И Наташа почувствовала, будто вновь помолодевший и сильный отец ласково берет ее на руки и поднимает высоко, куда-то в небеса. И в умилении, боясь спугнуть это чувство, она осторожно поцеловала Серова в щеку.
– Верю.
Старый профессор сокрушенно качал головой, но не мог скрыть некоторого облегчения от расставания с ней. Удивленную Катю забрали из школы. Самое трудное для Наташи было объяснить свой неожиданный шаг родителям. Мать возражала против ее отъезда. Она вначале и слушать ничего не хотела. С отцом Наташа говорила, опустив глаза, и испытывала чувство, будто совершает предательство. Отец сидел рядом с ней в кухне на той же старой табуретке и в сотый раз повторял:
– Если будет трудно, Катеньку вези к нам.
– Папа, папа, как я буду там без тебя! – Наташа плакала, держа его за руку.
На вокзале была страшная сутолока. Люди, вещи – все кружилось у нее в глазах.
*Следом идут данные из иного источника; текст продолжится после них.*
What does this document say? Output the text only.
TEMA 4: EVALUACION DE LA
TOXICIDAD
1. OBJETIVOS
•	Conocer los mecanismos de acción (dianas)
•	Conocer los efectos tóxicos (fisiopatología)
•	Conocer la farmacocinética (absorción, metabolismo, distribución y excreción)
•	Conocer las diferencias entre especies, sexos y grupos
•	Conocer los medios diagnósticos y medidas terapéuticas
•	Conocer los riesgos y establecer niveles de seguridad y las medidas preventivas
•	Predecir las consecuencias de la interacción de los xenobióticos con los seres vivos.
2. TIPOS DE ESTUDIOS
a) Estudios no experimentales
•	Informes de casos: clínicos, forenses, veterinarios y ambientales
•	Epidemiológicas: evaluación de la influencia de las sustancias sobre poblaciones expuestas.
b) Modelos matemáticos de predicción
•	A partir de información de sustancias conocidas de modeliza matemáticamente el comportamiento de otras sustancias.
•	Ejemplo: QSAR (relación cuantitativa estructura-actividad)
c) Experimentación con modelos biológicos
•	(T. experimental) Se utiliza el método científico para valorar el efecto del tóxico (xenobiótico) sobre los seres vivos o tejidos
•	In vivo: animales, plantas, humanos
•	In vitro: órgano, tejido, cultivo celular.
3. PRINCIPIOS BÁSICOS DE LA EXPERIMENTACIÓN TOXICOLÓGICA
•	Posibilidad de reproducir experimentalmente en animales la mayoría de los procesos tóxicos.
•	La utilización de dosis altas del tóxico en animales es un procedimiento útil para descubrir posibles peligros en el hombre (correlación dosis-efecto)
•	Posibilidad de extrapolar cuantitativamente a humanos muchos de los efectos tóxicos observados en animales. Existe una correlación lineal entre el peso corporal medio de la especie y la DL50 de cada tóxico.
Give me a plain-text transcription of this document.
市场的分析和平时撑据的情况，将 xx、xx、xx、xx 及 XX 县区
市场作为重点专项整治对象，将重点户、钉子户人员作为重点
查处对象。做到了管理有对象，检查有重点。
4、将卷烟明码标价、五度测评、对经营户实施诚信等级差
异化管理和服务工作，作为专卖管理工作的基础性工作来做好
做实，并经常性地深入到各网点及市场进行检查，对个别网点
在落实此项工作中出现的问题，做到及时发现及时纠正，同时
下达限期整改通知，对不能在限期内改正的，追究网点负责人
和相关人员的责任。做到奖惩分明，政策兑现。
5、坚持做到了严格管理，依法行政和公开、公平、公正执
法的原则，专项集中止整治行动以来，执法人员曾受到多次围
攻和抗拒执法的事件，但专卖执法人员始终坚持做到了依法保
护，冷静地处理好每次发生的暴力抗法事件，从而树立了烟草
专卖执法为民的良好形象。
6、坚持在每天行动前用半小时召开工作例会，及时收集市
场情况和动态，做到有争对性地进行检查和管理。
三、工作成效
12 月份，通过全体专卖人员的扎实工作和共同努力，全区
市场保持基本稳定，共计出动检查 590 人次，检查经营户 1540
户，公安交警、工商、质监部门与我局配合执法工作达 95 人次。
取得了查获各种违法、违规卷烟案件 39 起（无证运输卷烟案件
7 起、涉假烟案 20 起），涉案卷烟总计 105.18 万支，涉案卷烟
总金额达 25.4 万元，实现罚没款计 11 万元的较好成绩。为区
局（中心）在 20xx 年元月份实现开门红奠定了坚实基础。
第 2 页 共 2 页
Среди моря чемоданов и сумок лежал большой букет разноцветных гладиолусов – отец рано утром привез их с дачи.
– Наташенька очень любит цветы! – почему-то оправдываясь, говорил он Серову.
Через минуту после того, как они загрузили море вещей и отец едва успел выпрыгнуть – последним из провожающих, – толпа отхлынула от вагонов и их поезд тронулся.
Ресторан заполнялся людьми. Из вестибюля прекрасно обозревался весь зал. Алексей видел в нем разных женщин. Одни явно кокетничали, другие были, как устрицы, равнодушны. Наташа казалась спокойна. Она сидела за столиком, отгороженная от всех воображаемой стеклянной стеной, и Алексей понял, что стена эта называется независимостью. Наташа глядела перед собой задумчиво-беспристрастно, и было видно, что ее нисколько не занимает, какое впечатление она производит на других. Он представил, как подойдет сейчас к ней, и почувствовал необъяснимое желание уничтожить эту ее стену, смять ее, растоптать. Он хотел владеть этой женщиной полностью, так, как раньше. Владеть ее мыслями, а заодно телом. Что значит секс для свободной женщины? Не домашняя обязанность подчиняться мужу, а сиюминутная прихоть и острое удовольствие, возникающее по мере надобности. Привязать к себе женщину навсегда – вот в чем жестокая доблесть мужчины. Раньше он был уверен, что эта задача решена. Теперь ему показалось, что нет. Алексей вспомнил свою хорошенькую и преданную Алену, представил свою прекрасную квартиру, роскошную дачу. Разве он не был доволен этой жизнью? Был. Тогда зачем Наташа?
Он задумался.
С Наташей он был бы, конечно, другим. Молодец, она добилась все-таки своего! Ну а он? И он тоже добился. Что хорошего он нашел бы на автомобильном заводе, или в институте, или даже в конструкторском бюро? Сидел бы, гнул спину за пыльным кульманом… Но в то самое время, когда Алексей делал последний шаг к столику, за которым сидела Наташа, он отчетливо вспомнил суть своего первого студенческого изобретения и тот восторг, который ощутил у испытательного стенда, когда у него удачно прошел его первый опыт. И ему вдруг стало жаль, что годы ушли и этот щенячий восторг никогда уж не повторится.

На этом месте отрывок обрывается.